The noise filled the cellar and echoed dully. After about ten minutes, Phryne called, ‘Come down and have a drink, Lin. I don’t think they can hear us.’

He laid down the bar and the noise stopped. Phryne swallowed and her hearing, in some measure, returned. She shared her musty cloak with him. He was panting with effort.

‘It’s embarrassing, Lin dear, not catastrophic,’ she said quietly. She felt him gasp a little as he gulped the rather good champagne – French, Phryne was sure, though not Veuve Cliquot – and he sat still and began to control his breathing. The heart which had been racing against her cheek slowed and firmed.

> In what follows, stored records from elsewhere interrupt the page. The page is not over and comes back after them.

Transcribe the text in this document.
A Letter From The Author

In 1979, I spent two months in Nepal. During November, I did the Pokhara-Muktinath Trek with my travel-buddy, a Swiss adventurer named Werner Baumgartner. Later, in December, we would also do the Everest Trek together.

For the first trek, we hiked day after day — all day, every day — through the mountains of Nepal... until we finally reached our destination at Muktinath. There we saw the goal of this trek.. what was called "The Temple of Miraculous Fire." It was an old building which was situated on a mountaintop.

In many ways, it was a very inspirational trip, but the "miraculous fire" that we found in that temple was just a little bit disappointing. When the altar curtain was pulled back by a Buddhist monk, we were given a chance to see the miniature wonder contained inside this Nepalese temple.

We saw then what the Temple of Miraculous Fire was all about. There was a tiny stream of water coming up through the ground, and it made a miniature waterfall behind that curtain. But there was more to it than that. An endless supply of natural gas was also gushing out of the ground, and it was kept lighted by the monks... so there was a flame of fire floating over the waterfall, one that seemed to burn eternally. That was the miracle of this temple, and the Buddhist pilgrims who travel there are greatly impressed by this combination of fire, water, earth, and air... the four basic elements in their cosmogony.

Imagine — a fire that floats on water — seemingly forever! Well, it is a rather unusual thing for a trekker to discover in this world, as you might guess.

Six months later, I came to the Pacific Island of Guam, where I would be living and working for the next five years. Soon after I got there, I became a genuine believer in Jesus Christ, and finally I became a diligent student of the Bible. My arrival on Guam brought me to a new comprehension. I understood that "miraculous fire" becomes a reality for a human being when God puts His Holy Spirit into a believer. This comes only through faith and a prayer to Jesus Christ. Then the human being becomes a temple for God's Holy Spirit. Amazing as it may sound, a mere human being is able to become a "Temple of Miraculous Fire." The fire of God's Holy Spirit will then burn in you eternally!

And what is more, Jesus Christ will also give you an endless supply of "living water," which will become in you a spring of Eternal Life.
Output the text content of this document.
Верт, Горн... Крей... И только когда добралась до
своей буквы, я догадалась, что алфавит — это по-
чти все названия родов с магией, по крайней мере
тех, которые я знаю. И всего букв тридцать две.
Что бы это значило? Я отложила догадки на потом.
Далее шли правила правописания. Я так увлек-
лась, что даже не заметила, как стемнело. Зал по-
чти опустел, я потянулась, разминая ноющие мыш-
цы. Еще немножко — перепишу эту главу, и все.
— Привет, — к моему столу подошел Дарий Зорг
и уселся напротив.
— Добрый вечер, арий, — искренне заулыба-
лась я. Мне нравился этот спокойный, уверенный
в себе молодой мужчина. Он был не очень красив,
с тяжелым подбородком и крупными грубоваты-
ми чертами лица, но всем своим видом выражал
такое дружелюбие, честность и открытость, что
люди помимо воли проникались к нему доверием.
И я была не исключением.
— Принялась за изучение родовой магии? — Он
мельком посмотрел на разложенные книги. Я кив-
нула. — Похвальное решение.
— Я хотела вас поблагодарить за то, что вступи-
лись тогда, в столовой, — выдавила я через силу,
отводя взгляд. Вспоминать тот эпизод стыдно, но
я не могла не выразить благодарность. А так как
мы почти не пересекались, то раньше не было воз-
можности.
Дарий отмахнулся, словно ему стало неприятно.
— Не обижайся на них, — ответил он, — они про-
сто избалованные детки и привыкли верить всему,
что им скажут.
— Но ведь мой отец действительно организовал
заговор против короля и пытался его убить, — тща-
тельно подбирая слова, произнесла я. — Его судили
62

‘I am forgetting my training,’ he said into her hair. ‘My master always said I was impetuous. ‘‘In the true way there is only calm’’, he said. I can hear him saying it.’

‘Master?’ asked Phryne encouragingly.

‘Yes, Master Wu. I studied at the Temple of the War God in Peking. Only for a couple of years. Long enough to learn some discipline, I would have thought, but I have always been afraid of being locked in the dark. When I was a child I had a nurse who used to shut me in a cupboard if I displeased her. I’m ashamed, Silver Lady, to show such weakness.’

‘It’s nothing to be ashamed of. If you aren’t afraid, you can’t be brave.’ She knew that this was insufficient and gave him something very close and secret. ‘I’m afraid of fire.’

‘Fire?’

‘Yes. The pain of a burn hurts me more than anything else – the brassy taste in the mouth, that cold pain. If we were facing a fire, I’d be scared half to death, whereas a little cold, wet and confinement does not worry me unduly, though when I find whoever shut us in I’ll do him an injury. Don’t worry, Lin. I don’t think any less of you. We’re all afraid of something.’

‘And you are a warrior,’ mused Lin, pulling the quilt closer. ‘Li Pen said so, and he would know, being one himself. He came out of that temple after ten years, Silver Lady, a complete fighter and hunter. That is why my father engaged him. He protects me, as well as irons my shirts and makes sure that I do not forget that I am Chinese.’